Men are quicker to self-publish
Of all editors who have the highest self-publication rates, 10.02% of them are male and 9.86% are female. However, since males tend to be more productive, when AlShebli and Rahwan calculated these figures in terms of the absolute number of self-publications, they found that, of all editors who have the highest number of self-publications, 10.4% of them are male and 7.74% are female.
“In other words,” they write, “while men account for 84.8% of all editors, they account for 88.2% of the top 10% editors with the highest number of self-published papers.” Further statistical analysis showed that, at the start of their editorship, male editors show a higher increase in their self-publication rates compared with female editors.
For his part, Professor John A Douglass, senior research fellow and research professor in public policy and higher education at the Center for Studies in Higher Education at the University of California, Berkeley, says he is “not terribly surprised by their [AlShebli and Rahwan’s] analysis showing a lack of gender diversity among editors-in-chief, or that these editors, and those on editorial boards, seem to publish in the journals they oversee”.
In his email with University World News Douglass went a step further and pointed to earlier analyses of newer journals published in Asia in which researchers found “similar gender and publishing trends among those on editorial boards”.
‘Extreme’ editors
Of 15 editors who published the highest percentage of their papers in their journals, one is a woman and six are editors-in-chief. Because this sample is so small, in order to preserve their anonymity, AlShebli and Rahwan introduced random perturbations that show up in their graphs. The three, whom they call “the most extreme editors”, published 72%, 66% and 65% of their work in the journals each edited.
“These cases demonstrate that even if an editor publishes three-quarters of their entire career output in their own journal, they may continue to serve as editors for several decades.”
A ‘rectitude’ scale
Towards the end of their study AlShebli and Rahwan set their findings in a larger sociological context. The high rate of self-publishing by editors who also oversee the review process for submission to their journals is problematic at best.

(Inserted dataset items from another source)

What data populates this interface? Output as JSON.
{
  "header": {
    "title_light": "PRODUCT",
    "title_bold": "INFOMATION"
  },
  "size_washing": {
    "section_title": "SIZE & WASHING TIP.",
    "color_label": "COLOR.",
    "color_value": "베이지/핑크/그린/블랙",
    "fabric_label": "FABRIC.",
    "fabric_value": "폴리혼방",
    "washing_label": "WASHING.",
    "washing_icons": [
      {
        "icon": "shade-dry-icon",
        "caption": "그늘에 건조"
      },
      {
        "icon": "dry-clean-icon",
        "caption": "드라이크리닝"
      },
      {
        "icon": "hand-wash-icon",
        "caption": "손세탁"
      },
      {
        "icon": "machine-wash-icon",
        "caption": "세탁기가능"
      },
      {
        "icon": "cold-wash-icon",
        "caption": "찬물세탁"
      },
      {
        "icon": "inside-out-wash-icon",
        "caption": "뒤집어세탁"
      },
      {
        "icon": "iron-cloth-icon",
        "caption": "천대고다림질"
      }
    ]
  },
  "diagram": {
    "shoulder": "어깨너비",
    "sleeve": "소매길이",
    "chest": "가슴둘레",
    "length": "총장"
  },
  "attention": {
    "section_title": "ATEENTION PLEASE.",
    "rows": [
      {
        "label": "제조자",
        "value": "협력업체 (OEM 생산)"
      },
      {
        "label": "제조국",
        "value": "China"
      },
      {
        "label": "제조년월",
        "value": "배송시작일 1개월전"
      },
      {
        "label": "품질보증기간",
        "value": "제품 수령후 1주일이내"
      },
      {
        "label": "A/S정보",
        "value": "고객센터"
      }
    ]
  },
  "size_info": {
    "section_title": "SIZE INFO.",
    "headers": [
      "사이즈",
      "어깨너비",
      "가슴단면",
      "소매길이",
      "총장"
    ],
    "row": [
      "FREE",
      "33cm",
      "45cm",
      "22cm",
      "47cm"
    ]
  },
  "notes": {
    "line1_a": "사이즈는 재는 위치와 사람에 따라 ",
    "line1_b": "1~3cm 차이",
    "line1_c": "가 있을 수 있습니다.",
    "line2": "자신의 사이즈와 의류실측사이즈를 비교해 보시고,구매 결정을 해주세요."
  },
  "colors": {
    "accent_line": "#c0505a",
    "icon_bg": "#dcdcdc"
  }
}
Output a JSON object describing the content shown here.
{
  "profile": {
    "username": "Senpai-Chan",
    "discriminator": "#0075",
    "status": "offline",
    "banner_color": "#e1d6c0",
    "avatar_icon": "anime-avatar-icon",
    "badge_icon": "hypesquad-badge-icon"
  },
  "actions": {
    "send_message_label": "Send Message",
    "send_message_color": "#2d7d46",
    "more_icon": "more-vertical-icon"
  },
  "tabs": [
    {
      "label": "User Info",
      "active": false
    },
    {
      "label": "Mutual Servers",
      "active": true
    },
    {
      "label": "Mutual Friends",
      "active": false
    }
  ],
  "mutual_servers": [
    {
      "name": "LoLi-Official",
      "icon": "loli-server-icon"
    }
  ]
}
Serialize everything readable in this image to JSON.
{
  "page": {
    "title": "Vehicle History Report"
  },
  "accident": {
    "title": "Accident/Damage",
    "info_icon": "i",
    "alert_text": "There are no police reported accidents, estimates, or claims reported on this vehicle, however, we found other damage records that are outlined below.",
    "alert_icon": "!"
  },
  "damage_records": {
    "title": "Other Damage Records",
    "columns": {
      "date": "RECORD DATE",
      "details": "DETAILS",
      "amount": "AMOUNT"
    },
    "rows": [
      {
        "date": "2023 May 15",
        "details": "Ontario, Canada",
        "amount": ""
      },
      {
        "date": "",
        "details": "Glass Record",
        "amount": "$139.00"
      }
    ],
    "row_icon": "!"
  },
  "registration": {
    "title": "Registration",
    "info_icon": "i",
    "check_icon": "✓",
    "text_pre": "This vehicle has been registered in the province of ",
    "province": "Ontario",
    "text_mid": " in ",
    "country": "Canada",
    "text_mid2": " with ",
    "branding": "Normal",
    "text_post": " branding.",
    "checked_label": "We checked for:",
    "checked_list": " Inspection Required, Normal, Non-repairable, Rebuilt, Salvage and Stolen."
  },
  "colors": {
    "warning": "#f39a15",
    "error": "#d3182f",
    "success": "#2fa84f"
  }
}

“To an external observer, it may not be entirely clear how such articles are handled to circumvent the apparent conflict of interest,” they write, before addressing what might be called the “editor rectitude scale”.
“Some editors stand up for a more transparent selection of papers, and actively recruit board members from under-represented groups, while others exploit their power to benefit their careers.”
Their final question refers to the under-representation of women among journal editors: “Should we be satisfied with the increasing proportion of female editors over the past decades? Or should we be concerned that, despite all efforts to promote gender equality, women are still under-represented among editors in nearly all disciplines?”